NextGen

More Companies Mandating More Time in the Office

As layoffs and a recession loom, companies are increasingly demanding that their employees return to the office, Bloomberg reported.

Companies such as BlackRock Inc., Walt Disney Co. and Chipotle Mexican Grill Inc., and law firms Davis Polk and Skadden, are all mandating that their employees come to the office four days a week, starting in September. JPMorgan Chase & Co. is requiring managing directors to be in the office five days a week.

More may follow.

“I wouldn’t be surprised if some organizations take their peers’ lead if they wanted to increase the frequency of on-site work,” Caitlin Duffy, research director in the human resources practice at consulting firm Gartner Inc., told Bloomberg. “They may have not wanted to be an outlier.”

Many workers have made major life changes around their hybrid work policies, rearranging everything from child care to where they live, and return-to-office mandates could cause disruption, she added.

Disney has encountered pushback from employees, 2,300 of whom signed a petition urging reconsideration of the policy. They maintained that the mandate will result in “forced resignations among some of our most hard-to-replace talent and vulnerable communities” while “dramatically reducing productivity, output, and efficiency.”

A Gallup survey of more than 16,000 full-time U.S. employees conducted last year found that remote-capable employees who don’t work in their preferred location are more prone to burnout and a desire to quit.

Only about 5 percent of hybrid companies that require a minimum number of days in the office mandated four days as of early June, according to Scoop Technologies Inc.’s Flex Index, which tracks the remote work policies of more than 4,500 companies. Two or three days remains the norm, accounting for roughly 90 percent of hybrid arrangements.

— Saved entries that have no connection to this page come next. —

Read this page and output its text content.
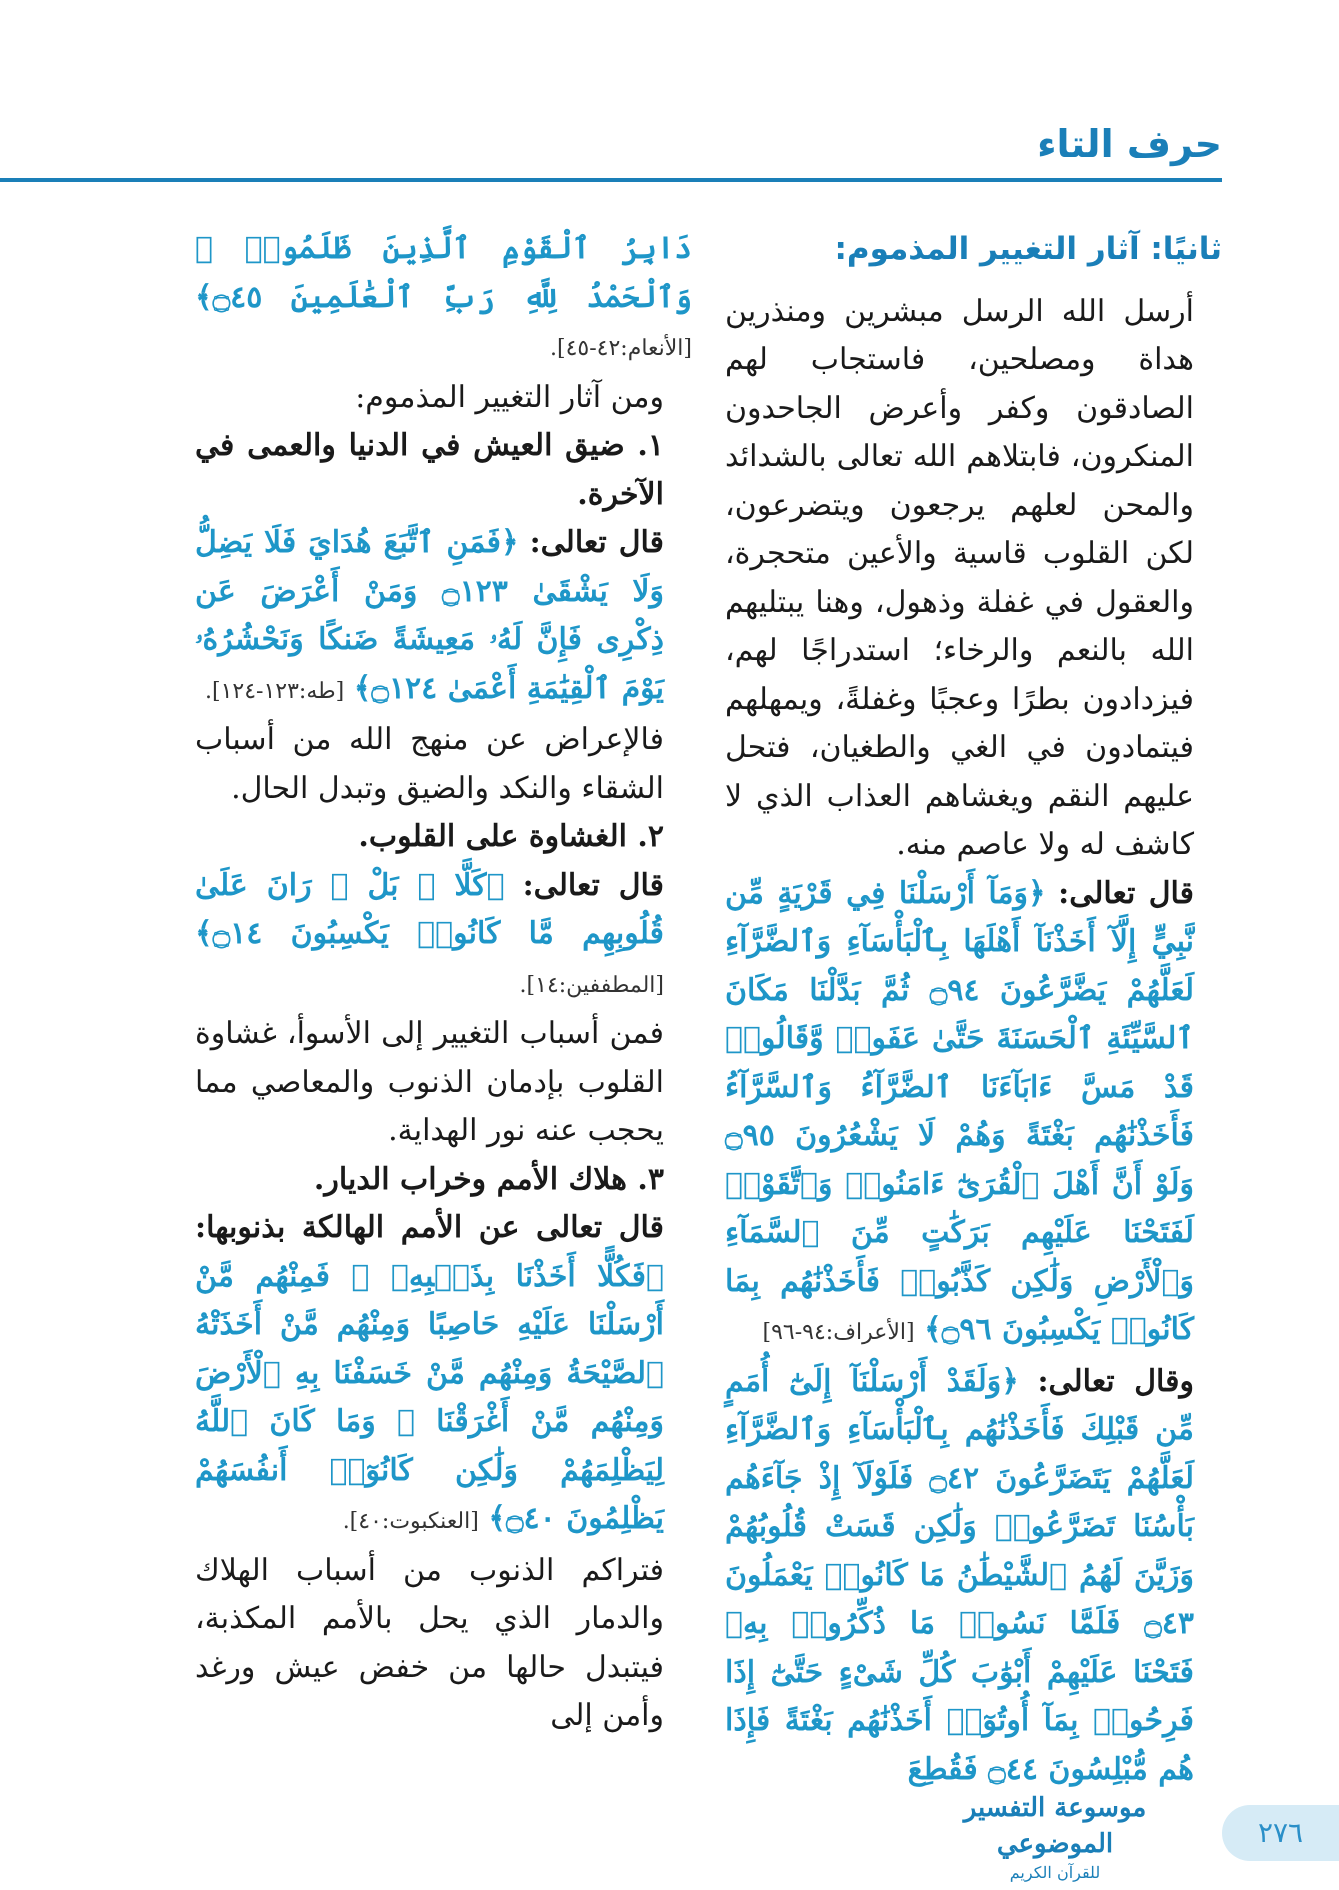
حرف التاء

ثانيًا: آثار التغيير المذموم:

أرسل الله الرسل مبشرين ومنذرين هداة ومصلحين، فاستجاب لهم الصادقون وكفر وأعرض الجاحدون المنكرون، فابتلاهم الله تعالى بالشدائد والمحن لعلهم يرجعون ويتضرعون، لكن القلوب قاسية والأعين متحجرة، والعقول في غفلة وذهول، وهنا يبتليهم الله بالنعم والرخاء؛ استدراجًا لهم، فيزدادون بطرًا وعجبًا وغفلةً، ويمهلهم فيتمادون في الغي والطغيان، فتحل عليهم النقم ويغشاهم العذاب الذي لا كاشف له ولا عاصم منه.

قال تعالى: ﴿وَمَآ أَرْسَلْنَا فِي قَرْيَةٍ مِّن نَّبِيٍّ إِلَّآ أَخَذْنَآ أَهْلَهَا بِٱلْبَأْسَآءِ وَٱلضَّرَّآءِ لَعَلَّهُمْ يَضَّرَّعُونَ ۝٩٤ ثُمَّ بَدَّلْنَا مَكَانَ ٱلسَّيِّئَةِ ٱلْحَسَنَةَ حَتَّىٰ عَفَوا۟ وَّقَالُوا۟ قَدْ مَسَّ ءَابَآءَنَا ٱلضَّرَّآءُ وَٱلسَّرَّآءُ فَأَخَذْنَٰهُم بَغْتَةً وَهُمْ لَا يَشْعُرُونَ ۝٩٥ وَلَوْ أَنَّ أَهْلَ ٱلْقُرَىٰٓ ءَامَنُوا۟ وَٱتَّقَوْا۟ لَفَتَحْنَا عَلَيْهِم بَرَكَٰتٍ مِّنَ ٱلسَّمَآءِ وَٱلْأَرْضِ وَلَٰكِن كَذَّبُوا۟ فَأَخَذْنَٰهُم بِمَا كَانُوا۟ يَكْسِبُونَ ۝٩٦﴾ [الأعراف:٩٤-٩٦]

وقال تعالى: ﴿وَلَقَدْ أَرْسَلْنَآ إِلَىٰٓ أُمَمٍ مِّن قَبْلِكَ فَأَخَذْنَٰهُم بِٱلْبَأْسَآءِ وَٱلضَّرَّآءِ لَعَلَّهُمْ يَتَضَرَّعُونَ ۝٤٢ فَلَوْلَآ إِذْ جَآءَهُم بَأْسُنَا تَضَرَّعُوا۟ وَلَٰكِن قَسَتْ قُلُوبُهُمْ وَزَيَّنَ لَهُمُ ٱلشَّيْطَٰنُ مَا كَانُوا۟ يَعْمَلُونَ ۝٤٣ فَلَمَّا نَسُوا۟ مَا ذُكِّرُوا۟ بِهِۦ فَتَحْنَا عَلَيْهِمْ أَبْوَٰبَ كُلِّ شَىْءٍ حَتَّىٰٓ إِذَا فَرِحُوا۟ بِمَآ أُوتُوٓا۟ أَخَذْنَٰهُم بَغْتَةً فَإِذَا هُم مُّبْلِسُونَ ۝٤٤ فَقُطِعَ

دَابِرُ ٱلْقَوْمِ ٱلَّذِينَ ظَلَمُوا۟ ۚ وَٱلْحَمْدُ لِلَّهِ رَبِّ ٱلْعَٰلَمِينَ ۝٤٥﴾ [الأنعام:٤٢-٤٥].

ومن آثار التغيير المذموم:

١. ضيق العيش في الدنيا والعمى في الآخرة.

قال تعالى: ﴿فَمَنِ ٱتَّبَعَ هُدَايَ فَلَا يَضِلُّ وَلَا يَشْقَىٰ ۝١٢٣ وَمَنْ أَعْرَضَ عَن ذِكْرِى فَإِنَّ لَهُۥ مَعِيشَةً ضَنكًا وَنَحْشُرُهُۥ يَوْمَ ٱلْقِيَٰمَةِ أَعْمَىٰ ۝١٢٤﴾ [طه:١٢٣-١٢٤].

فالإعراض عن منهج الله من أسباب الشقاء والنكد والضيق وتبدل الحال.

٢. الغشاوة على القلوب.

قال تعالى: ﴿كَلَّا ۖ بَلْ ۜ رَانَ عَلَىٰ قُلُوبِهِم مَّا كَانُوا۟ يَكْسِبُونَ ۝١٤﴾ [المطففين:١٤].

فمن أسباب التغيير إلى الأسوأ، غشاوة القلوب بإدمان الذنوب والمعاصي مما يحجب عنه نور الهداية.

٣. هلاك الأمم وخراب الديار.

قال تعالى عن الأمم الهالكة بذنوبها: ﴿فَكُلًّا أَخَذْنَا بِذَنۢبِهِۦ ۖ فَمِنْهُم مَّنْ أَرْسَلْنَا عَلَيْهِ حَاصِبًا وَمِنْهُم مَّنْ أَخَذَتْهُ ٱلصَّيْحَةُ وَمِنْهُم مَّنْ خَسَفْنَا بِهِ ٱلْأَرْضَ وَمِنْهُم مَّنْ أَغْرَقْنَا ۚ وَمَا كَانَ ٱللَّهُ لِيَظْلِمَهُمْ وَلَٰكِن كَانُوٓا۟ أَنفُسَهُمْ يَظْلِمُونَ ۝٤٠﴾ [العنكبوت:٤٠].

فتراكم الذنوب من أسباب الهلاك والدمار الذي يحل بالأمم المكذبة، فيتبدل حالها من خفض عيش ورغد وأمن إلى

موسوعة التفسير الموضوعي
للقرآن الكريم
٢٧٦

At Davis Polk, “The key driver behind our in-office attendance philosophy is a desire to provide all members of our community with best-in-class professional development opportunities,” Managing Partner Neil Barr wrote in an internal email seen by Bloomberg. “In a creative business like ours, nothing can replace the ability to connect, observe, and create with peers that comes from being physically together,” Disney CEO Bob Iger said in an internal memo seen by Bloomberg.

Chipotle’s moving to a Monday through Thursday schedule “preserve[s] our unique, collaborative culture and achieve our aggressive growth plans,” Chief Corporate Affairs Laurie Schalow wrote in a statement to Bloomberg.

Gartner’s Duffy advised executives to consider what they’re trying to achieve with in-office requirements.

“‘What do you really want from your hybrid model?’ is a question I always ask every leader who's grappling with this kind of decision. What outcomes are you trying to drive?” she said. “If the outcome is just, ‘make your leaders happy because they want employees on-site,’ that might not be necessarily the best rationale.”